Urodziłem się w Wielkiej Brytanii w Londynie.
Uczęszczałem do Durmstrangu W latach 1941-1948
Zająłem sięduszami. Duchami i innymi istotami z zaświatów, które błądzą lub nawiedzają innych. Wszystko się zaczęło od mojego stażu w Wydziale Duchów od momentu zakończenia Durmstrangu w Brytyjskim Ministerstwie Magii. Po paru miesiącach zostałem juz pelnoprawnym pracownikiem, a reszta życia przebiegała mi przyzwoicie. Wszystko się zjebało po tym, gdy nieumiejętne rządy Tuftów sprawiły, że rzuciłem papierami i odszedłem z niekompententnego rządu, aby zająć się działalnością na własną rękę. Jestem człowiekiem balansującym w szarej strefie między dobrem i złem ekonomicznym. Od tamtego czasu dorobiłem się wielu zleceń, współprac, kontaktów, własnego budynku i okazji, aby pomagać lub tępić dusze tak jak tego zawsze chciałem, nawet jeśli ojciec zaakceptowałby mój wybór "gdzieś indziej". A najlepiej nadal w ministerstwie.
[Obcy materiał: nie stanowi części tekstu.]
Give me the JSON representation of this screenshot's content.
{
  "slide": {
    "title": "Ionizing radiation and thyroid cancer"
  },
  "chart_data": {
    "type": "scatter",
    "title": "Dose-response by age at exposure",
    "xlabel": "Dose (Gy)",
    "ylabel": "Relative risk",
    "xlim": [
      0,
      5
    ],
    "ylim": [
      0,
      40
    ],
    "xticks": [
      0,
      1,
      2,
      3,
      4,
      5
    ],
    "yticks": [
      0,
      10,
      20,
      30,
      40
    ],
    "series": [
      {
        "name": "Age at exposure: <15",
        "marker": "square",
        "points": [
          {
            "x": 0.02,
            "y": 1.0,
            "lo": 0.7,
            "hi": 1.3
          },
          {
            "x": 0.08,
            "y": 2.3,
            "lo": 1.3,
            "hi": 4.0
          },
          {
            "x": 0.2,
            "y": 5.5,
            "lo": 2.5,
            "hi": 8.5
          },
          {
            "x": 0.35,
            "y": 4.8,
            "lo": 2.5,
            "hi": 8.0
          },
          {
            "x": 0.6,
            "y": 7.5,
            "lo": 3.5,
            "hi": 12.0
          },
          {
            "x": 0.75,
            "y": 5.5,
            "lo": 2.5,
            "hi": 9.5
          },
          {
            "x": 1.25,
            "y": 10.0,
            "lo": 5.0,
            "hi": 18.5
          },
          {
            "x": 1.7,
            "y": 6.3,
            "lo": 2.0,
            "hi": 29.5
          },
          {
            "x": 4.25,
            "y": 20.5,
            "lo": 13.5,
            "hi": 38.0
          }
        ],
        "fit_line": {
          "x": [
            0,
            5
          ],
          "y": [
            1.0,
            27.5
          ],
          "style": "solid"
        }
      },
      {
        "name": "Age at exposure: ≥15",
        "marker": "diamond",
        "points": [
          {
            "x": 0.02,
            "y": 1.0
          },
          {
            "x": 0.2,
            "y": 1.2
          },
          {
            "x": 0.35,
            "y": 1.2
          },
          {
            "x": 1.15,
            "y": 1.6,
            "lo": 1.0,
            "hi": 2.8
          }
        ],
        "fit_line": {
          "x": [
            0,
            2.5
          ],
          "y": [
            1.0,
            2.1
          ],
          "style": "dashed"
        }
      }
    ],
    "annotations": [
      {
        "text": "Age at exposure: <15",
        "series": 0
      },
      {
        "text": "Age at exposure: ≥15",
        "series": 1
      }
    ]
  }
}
W ciągu mojego życia mówiono o mnie różnie, nie zawsze prawdziwie, nie zawsze tak, jakbym chciał, niekiedy z podziwem, innym razem z powątpiewaniem.
- bycie bezdusznym, z czego faktycznie byłem zadowolony, bo taka opinia była dla mnie pomocna - nauczyłem się chować emocje i pokazywać je tylko tym, którzy na to zasługują.
- glupim, bo nie potrafiłem słownictwem dostosować się do/zrozumieć kogoś innego lub vice versa. Nie, po prostu zdecydowanie inaczej patrzę na świat. Nie kryję się z tym. Ale ten świat mi pasuje.